Добравшись до отведенных ему покоев, Майрон приказал солдатам никого не пускать и скинул с плеч плащ, а потом избавился и от брони. В левой руке появилась сумка, из которой был изъят Лаухальганда.
Со всеми этими военными хлопотами он стал редко выпускать компаньона погулять – такие существа не встречались на каждом шагу, и Лаухальганда был довольно приметен.
Усевшись на пол и поджав под себя ноги, маг погрузился в медитативный транс. Он посвятил внимание работе над собственными энергопроводящими потоками.

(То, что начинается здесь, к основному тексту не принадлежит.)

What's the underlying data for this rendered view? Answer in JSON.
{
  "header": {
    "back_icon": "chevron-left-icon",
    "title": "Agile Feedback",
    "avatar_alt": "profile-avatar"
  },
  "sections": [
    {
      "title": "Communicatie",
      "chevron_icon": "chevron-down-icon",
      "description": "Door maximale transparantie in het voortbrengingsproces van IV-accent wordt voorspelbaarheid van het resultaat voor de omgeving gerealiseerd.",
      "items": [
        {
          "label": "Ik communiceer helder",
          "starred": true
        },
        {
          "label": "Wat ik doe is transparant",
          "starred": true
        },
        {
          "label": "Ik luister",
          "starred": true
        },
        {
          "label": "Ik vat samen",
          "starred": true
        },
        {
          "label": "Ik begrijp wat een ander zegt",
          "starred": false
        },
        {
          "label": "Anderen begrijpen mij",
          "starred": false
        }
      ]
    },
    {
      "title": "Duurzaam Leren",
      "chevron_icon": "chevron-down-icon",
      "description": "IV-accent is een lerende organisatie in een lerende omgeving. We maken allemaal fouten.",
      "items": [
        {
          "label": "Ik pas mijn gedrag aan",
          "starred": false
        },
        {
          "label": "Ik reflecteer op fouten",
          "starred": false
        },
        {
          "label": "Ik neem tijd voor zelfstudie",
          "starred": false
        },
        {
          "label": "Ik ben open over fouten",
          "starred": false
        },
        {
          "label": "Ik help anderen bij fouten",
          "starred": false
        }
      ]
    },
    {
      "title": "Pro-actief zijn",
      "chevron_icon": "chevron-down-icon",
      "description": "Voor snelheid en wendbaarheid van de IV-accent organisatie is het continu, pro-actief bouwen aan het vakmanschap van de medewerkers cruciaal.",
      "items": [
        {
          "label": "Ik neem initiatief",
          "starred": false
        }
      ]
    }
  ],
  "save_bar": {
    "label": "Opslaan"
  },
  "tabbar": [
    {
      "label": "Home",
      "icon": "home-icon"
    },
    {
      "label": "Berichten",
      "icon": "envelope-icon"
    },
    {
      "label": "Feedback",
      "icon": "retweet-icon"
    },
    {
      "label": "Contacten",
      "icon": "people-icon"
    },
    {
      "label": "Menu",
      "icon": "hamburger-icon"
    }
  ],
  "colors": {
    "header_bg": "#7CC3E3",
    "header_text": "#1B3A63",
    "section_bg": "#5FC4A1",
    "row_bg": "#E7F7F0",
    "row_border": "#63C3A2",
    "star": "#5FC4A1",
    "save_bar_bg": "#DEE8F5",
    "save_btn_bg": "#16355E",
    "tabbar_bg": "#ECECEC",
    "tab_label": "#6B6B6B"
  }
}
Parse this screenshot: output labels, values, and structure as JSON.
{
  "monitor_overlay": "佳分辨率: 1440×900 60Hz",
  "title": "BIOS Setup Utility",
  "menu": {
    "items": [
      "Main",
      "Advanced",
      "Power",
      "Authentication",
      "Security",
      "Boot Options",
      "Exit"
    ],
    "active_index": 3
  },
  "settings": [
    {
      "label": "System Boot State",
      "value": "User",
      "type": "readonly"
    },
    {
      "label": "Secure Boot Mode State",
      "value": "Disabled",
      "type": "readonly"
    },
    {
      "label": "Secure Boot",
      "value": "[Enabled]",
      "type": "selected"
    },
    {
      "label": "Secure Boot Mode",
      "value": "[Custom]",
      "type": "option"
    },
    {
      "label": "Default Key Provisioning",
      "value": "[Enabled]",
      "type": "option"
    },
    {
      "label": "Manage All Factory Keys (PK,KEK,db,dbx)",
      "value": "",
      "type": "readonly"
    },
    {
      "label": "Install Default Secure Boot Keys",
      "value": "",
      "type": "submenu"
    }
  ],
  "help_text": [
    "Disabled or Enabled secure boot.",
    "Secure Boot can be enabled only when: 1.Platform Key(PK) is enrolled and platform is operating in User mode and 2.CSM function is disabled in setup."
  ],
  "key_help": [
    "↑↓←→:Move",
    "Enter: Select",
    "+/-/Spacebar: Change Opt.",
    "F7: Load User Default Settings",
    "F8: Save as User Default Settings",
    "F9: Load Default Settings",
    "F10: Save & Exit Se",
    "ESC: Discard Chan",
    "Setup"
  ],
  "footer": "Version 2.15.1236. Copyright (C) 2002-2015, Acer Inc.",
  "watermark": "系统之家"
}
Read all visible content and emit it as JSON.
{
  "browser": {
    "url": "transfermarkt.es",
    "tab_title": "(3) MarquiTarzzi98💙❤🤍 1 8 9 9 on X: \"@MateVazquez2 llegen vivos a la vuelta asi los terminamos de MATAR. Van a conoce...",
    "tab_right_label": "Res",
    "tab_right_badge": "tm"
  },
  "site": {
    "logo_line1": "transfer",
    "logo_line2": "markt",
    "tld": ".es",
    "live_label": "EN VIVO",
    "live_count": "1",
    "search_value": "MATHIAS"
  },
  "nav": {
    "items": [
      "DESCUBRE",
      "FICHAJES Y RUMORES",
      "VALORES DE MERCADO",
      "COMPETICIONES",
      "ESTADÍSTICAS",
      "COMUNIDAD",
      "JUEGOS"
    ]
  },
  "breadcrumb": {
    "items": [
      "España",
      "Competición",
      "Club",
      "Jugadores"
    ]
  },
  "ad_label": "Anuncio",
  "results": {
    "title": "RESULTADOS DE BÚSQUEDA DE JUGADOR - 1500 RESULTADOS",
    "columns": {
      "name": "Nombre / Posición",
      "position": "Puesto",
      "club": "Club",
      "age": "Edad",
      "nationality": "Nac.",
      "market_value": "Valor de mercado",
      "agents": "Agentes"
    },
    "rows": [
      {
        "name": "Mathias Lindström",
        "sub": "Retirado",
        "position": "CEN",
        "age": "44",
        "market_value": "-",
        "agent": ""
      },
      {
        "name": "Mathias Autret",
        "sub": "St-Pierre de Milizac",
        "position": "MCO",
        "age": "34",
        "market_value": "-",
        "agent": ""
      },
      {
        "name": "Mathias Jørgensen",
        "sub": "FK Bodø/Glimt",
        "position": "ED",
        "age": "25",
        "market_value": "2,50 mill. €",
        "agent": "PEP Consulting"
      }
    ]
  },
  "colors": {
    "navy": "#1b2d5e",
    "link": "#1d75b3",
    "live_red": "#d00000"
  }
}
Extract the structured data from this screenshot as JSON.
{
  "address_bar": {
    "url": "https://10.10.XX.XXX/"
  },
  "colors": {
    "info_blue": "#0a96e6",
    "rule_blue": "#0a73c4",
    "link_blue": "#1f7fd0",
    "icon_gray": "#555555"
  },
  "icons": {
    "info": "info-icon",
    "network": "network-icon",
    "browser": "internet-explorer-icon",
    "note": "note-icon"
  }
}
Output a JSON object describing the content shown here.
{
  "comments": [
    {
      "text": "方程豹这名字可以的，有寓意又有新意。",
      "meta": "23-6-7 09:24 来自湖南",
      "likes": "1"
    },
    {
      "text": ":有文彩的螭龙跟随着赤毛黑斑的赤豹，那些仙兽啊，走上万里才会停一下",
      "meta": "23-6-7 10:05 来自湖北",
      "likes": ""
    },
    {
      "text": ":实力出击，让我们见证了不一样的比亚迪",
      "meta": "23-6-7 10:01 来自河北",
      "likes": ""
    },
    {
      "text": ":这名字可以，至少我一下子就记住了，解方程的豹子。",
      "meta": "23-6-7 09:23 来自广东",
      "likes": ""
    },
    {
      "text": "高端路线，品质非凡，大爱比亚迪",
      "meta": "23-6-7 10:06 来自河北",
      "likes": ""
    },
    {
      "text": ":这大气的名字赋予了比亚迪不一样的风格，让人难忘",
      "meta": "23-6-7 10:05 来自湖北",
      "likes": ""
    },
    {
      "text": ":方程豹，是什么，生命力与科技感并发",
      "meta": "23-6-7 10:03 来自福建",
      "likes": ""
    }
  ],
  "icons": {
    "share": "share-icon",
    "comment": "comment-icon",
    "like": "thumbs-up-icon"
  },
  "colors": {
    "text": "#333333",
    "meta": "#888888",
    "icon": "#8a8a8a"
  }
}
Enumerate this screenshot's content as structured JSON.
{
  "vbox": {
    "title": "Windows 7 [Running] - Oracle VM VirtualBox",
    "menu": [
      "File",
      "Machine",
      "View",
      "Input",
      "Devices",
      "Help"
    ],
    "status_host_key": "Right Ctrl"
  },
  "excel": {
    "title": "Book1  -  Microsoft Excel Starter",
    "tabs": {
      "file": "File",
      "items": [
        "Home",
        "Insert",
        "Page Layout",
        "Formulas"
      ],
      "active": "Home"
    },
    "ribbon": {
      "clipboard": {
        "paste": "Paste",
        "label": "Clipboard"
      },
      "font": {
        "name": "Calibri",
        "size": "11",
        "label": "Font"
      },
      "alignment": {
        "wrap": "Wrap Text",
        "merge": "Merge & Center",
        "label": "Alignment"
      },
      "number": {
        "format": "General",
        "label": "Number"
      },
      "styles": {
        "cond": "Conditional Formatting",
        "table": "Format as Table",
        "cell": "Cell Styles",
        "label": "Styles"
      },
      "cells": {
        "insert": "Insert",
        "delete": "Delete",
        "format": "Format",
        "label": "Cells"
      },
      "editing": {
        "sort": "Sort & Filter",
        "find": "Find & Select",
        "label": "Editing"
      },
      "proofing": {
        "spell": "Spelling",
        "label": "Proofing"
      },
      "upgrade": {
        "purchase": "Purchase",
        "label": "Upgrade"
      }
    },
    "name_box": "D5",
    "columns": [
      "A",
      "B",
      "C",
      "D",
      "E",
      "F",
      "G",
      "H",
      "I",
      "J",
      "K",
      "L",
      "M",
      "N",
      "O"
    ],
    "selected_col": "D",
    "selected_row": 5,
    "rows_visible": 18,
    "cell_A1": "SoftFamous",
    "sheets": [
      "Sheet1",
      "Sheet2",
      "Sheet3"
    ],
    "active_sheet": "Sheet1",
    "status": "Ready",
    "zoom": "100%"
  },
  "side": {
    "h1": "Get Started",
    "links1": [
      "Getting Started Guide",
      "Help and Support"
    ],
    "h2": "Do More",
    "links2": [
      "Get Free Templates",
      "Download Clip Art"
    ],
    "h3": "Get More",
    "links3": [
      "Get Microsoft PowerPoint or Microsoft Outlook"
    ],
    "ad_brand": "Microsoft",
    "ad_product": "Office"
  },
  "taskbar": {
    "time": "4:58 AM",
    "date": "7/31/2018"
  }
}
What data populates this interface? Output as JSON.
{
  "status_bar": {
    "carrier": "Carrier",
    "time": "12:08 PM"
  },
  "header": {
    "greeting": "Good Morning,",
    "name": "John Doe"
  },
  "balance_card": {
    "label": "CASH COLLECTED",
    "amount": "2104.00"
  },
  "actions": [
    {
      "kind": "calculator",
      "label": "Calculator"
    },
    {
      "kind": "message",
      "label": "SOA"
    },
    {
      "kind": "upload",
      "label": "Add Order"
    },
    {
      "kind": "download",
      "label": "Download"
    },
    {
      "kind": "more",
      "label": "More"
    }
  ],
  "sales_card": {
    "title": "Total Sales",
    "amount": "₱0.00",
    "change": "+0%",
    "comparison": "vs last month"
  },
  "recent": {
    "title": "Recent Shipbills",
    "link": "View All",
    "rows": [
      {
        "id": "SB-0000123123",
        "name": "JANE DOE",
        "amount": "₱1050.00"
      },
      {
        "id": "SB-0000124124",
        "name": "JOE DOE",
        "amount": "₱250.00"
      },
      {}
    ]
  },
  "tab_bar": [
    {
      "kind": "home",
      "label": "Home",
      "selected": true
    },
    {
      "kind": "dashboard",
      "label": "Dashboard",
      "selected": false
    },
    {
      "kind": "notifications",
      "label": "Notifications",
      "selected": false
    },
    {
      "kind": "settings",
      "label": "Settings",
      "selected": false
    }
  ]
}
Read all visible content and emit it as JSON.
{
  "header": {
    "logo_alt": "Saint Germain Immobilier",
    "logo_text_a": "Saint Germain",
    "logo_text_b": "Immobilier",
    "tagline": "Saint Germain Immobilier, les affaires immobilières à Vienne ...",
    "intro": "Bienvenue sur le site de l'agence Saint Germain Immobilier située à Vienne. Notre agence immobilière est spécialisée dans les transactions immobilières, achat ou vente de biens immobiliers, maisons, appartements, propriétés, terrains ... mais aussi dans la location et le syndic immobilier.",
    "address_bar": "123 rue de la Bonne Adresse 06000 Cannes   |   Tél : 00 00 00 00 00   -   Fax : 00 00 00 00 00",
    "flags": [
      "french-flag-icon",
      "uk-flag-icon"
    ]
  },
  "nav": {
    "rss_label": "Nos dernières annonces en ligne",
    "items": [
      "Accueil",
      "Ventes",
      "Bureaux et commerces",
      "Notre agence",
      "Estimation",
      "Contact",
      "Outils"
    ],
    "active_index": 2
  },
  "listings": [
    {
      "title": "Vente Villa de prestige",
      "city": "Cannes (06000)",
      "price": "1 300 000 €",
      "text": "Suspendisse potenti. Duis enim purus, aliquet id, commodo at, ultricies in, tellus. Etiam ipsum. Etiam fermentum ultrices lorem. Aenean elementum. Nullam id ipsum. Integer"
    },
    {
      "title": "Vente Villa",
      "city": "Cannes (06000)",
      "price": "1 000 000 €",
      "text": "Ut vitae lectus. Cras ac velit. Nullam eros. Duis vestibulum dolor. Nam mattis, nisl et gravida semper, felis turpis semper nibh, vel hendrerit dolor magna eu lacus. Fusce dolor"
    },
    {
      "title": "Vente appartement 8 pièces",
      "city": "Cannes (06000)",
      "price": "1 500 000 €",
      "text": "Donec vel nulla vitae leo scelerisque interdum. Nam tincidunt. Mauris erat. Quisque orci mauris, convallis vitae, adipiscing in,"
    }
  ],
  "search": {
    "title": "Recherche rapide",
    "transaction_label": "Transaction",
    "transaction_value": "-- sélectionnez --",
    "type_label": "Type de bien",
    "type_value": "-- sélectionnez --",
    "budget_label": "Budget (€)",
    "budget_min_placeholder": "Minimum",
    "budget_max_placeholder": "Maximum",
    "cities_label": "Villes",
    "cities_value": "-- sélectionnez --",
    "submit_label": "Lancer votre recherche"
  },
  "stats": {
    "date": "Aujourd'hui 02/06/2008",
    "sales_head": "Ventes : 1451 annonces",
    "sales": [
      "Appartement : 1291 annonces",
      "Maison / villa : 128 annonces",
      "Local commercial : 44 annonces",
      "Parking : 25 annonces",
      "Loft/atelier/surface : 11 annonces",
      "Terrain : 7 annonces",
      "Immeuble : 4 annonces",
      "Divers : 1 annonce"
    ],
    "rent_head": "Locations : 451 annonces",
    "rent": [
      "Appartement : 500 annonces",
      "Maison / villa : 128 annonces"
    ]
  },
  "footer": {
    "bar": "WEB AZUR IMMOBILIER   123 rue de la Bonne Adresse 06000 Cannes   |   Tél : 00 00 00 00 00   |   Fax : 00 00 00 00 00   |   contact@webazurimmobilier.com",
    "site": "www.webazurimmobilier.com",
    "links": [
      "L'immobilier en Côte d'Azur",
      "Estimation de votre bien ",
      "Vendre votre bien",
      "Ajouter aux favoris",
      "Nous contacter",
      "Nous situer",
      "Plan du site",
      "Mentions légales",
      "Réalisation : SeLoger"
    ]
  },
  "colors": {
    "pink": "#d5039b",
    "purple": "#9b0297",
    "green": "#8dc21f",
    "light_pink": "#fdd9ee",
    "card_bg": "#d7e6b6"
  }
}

Через какое-то время боль вывела из состояния «расслабленной сосредоточенности» – это тупые зубы Лаухальганды сжались на пальцах левой руки.
– И чем же я вновь заслужил твое недовольство, о великий? – слегка раздраженно спросил волшебник.
– Ф-ф-ф-ф-ря!
– Как грубо!
Лаухальганда откатился, раскрыл пасть и выплюнул на пол Шкатулку Откровений. Покидая стоянку аламута, Майрон спрятал бесценный артефакт в месте, которого без риска для жизни было не достичь. Все это время он даже не вспоминал о ней, ибо жизнь подкинула тысячу и одну новую проблему. Однако вот она, Шкатулка Откровений, и магические знаки на ее корпусе больше не светились, один лишь самоцвет на вершине мягко вспыхивал и потухал.
Серый маг медленно провел над ним ладонью, и в воздухе появились строки безумно быстро сменявших друг дружку символов, знакомых и чуждых. Постепенно процесс замедлялся, понятные литеры преобладали над неизвестными глифами и иероглифами, пока в конце концов над пирамидкой не сложился световой текст на вестерринге:
Строки мигнули и погасли, а из распахнувшегося корпуса выпал дневник Джассара. Неуверенно подняв его с пола, Майрон Синда, словно обращаясь к автору, спросил:
– И это все? Все, что здесь есть? И вот ради этого за мной ведут охоту?
В растерянности он не понимал, что должен чувствовать – разочарование или гнев?
– И что прикажете делать с этими стишками?
Ответа не последовало, и лишь одно было ясно: ему придется научиться очень хорошо играть в раджамауту.
Альфонсо не мог кричать или сопротивляться, его глаза были закрыты повязкой, во рту плотно сидел кляп, а руки удерживали кандалы. По крайней мере, он мог дергаться и глухо стонать, пока его тащили куда-то. Было холодно и мокро, но в первый раз за долгое время колдуна вытащили из того каменного мешка, где он боялся закончить свои дни. Движение прекратилось.
– Командир, сними с него кандалы.
– Слушаюсь, создатель.
Щелкнули замки, и Альфонсо обрел свободу. Он так торопился снять с глаз повязку, что сильно ободрал ногтями кожу; кляп был вырван изо рта, и колдун застонал от боли в растянутых челюстных мышцах. Сумев наконец оглядеться, он обнаружил себя валяющимся на земле. Рядом стояли двое в плащах, один из которых держал под уздцы лошадь.
– Кто вы такие? – спросил Альфонсо, страшась услышать ответ.
– Это мой слуга, а я твой старый знакомый.
Тот, что был ближе, скинул капюшон, но колдун все равно не видел его лица. Тогда этот некто достал из сумки трубку, и когда стал прикуривать, огонь осветил его лицо. Альфонсо чуть не закричал, ибо именно это лицо порой являлось ему в дурных снах. А еще за сведения об этом лице давали пятьдесят тысяч золотых архов.
– Ты… Ты!!!
– Тише, де ля Ратта, лошадь пугаешь.
– Ты!!!
– Я сказал, – серый маг дернул рукой, налагая чары Немоты, – тише.
Он стоял и курил, задумчиво вглядываясь в ночную глухомань. Неподалеку текла речушка, на другой стороне рос лесок.
– А помнишь, как десять лет назад ты окопался в лесах Хог-Вуда и мешал сосланному королю жить? Помнишь, как посылал своих людей разорять наши деревни? Помнишь, – янтарные глаза вспыхнули во мраке, – как я развоплотил твой жезл? Помнишь. Такое не забывается.